What Happens in Ketamine-Assisted Psychotherapy?

A ketamine-assisted psychotherapy dosing session typically lasts up to two-and-a-half hours (with approximately 90 minutes of active journeying). 

Prior to the dosing session, practitioners spend time educating patients about the therapy process, preparing them psychologically and supporting them as they set intentions and develop practices for working with potentially difficult experiences. 

During the session itself, a therapist provides reassurance and takes care of the setting to ensure the patient can be fully immersed in their experience. Unless a therapist is also a licensed prescriber, patients will self-administer the ketamine during the dosing session. 

After the session, the therapist continues to support the integration process. “The first part of that is just asking, ‘What did you experience?’’” says Kronman. “Then, we can engage in a meaning-making process around that material and the client can decide where to go deeper.” 

Training programs like Fluence’s are deep dives for mental health professionals who want to become experts in this field. They may offer observational practicums with experienced KAP practitioners, webinars on topics like access and inclusion in psychedelic treatment, electives, mentorship, practice in conversations around patient consent, and even discussion groups and bookclubs. Participants can expect trainings to run up to 150 hours over one year. 

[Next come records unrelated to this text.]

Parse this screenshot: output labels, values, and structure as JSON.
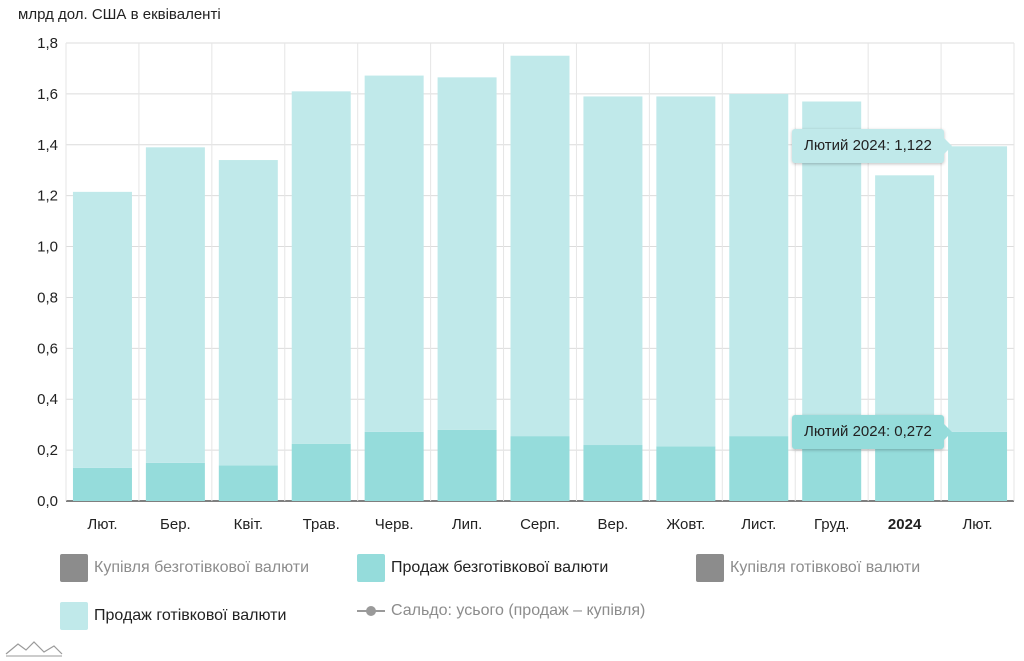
{
  "chart_data": {
    "type": "bar",
    "stacked": true,
    "ylabel": "млрд дол. США в еквіваленті",
    "ylim": [
      0,
      1.8
    ],
    "yticks": [
      "0,0",
      "0,2",
      "0,4",
      "0,6",
      "0,8",
      "1,0",
      "1,2",
      "1,4",
      "1,6",
      "1,8"
    ],
    "grid": true,
    "categories": [
      "Лют.",
      "Бер.",
      "Квіт.",
      "Трав.",
      "Черв.",
      "Лип.",
      "Серп.",
      "Вер.",
      "Жовт.",
      "Лист.",
      "Груд.",
      "2024",
      "Лют."
    ],
    "bold_categories": [
      "2024"
    ],
    "series": [
      {
        "name": "Продаж безготівкової валюти",
        "color": "#95dcdb",
        "values": [
          0.13,
          0.15,
          0.14,
          0.225,
          0.272,
          0.28,
          0.255,
          0.22,
          0.215,
          0.255,
          0.24,
          0.23,
          0.272
        ]
      },
      {
        "name": "Продаж готівкової валюти",
        "color": "#c0e9ea",
        "values": [
          1.085,
          1.24,
          1.2,
          1.385,
          1.4,
          1.385,
          1.495,
          1.37,
          1.375,
          1.345,
          1.33,
          1.05,
          1.122
        ]
      }
    ],
    "legend": {
      "placement": "bottom",
      "items": [
        {
          "label": "Купівля безготівкової валюти",
          "color": "#8c8c8c",
          "hidden": true,
          "kind": "box"
        },
        {
          "label": "Продаж безготівкової валюти",
          "color": "#95dcdb",
          "hidden": false,
          "kind": "box"
        },
        {
          "label": "Купівля готівкової валюти",
          "color": "#8c8c8c",
          "hidden": true,
          "kind": "box"
        },
        {
          "label": "Продаж готівкової валюти",
          "color": "#c0e9ea",
          "hidden": false,
          "kind": "box"
        },
        {
          "label": "Сальдо: усього (продаж – купівля)",
          "color": "#9a9a9a",
          "hidden": true,
          "kind": "line"
        }
      ]
    },
    "tooltips": [
      {
        "text": "Лютий 2024: 1,122",
        "series": 1,
        "index": 12,
        "bg": "#c0e9ea"
      },
      {
        "text": "Лютий 2024: 0,272",
        "series": 0,
        "index": 12,
        "bg": "#95dcdb"
      }
    ]
  }
}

Fluence, in particular, also grounds their program in what Kronman calls “intuitive healing wisdom” – the idea that the client leads the way. That model can be different for many therapists who may be trained to point the way or act as the expert in a therapy session. “We have to unlearn some of that,” she says, “and learn different ways to allow the client to access their own healing wisdom.”

When Kronman trains therapists in KAP, she continually emphasizes the ownership clients have over their own healing processes. “Clients need to understand how they activate this work on their own and engage with the medicine by leaning into personal contemplative practices and beginning to look at behaviors and circumstances in their lives that might contribute to their unhappiness,” she says. 

She also hopes more people will be drawn to this work from diverse backgrounds. “The field is still in great need of diversity,” she explains. “We want individuals to be able to find practitioners who look like them, come from similar culture or racial backgrounds, and who understand that there are varying levels of socioeconomic access for this work, which is taking place in a very privileged vacuum at the moment.” While she and other KAP practitioners are working to get ketamine-assisted psychotherapy covered by Medicaid in the hopes that insurance companies will follow suit, “practitioners have to take it upon themselves to find ways to attempt to make this work more accessible. Part of accessibility is access to a greater variety of people.” 

And what about ketamine going remote? Both Nielson and Kronman acknowledge that there are important reasons why a KAP session would happen remotely, including, again, issues around accessibility for both the client and the therapist. Kronman does note that if a patient is already struggling with feeling disconnected, an in-person session might be preferable. And, unless someone is going to an infusion clinic to “bring up the baseline and help them feel a little more resourced,” ketamine-assisted psychotherapy, whether virtual or in-person, often supports the patient to “hold challenging material in the aftermath” of a session.

“Ketamine can be a very big experience, and we want to make sure the holding environment is safe and we are prepared for it,” she says. “A lot of ketamine work is done in a way that’s kind of swift and not necessarily exploratory of all the things that could come up,” she says. “We want to establish a way to prepare for those things.”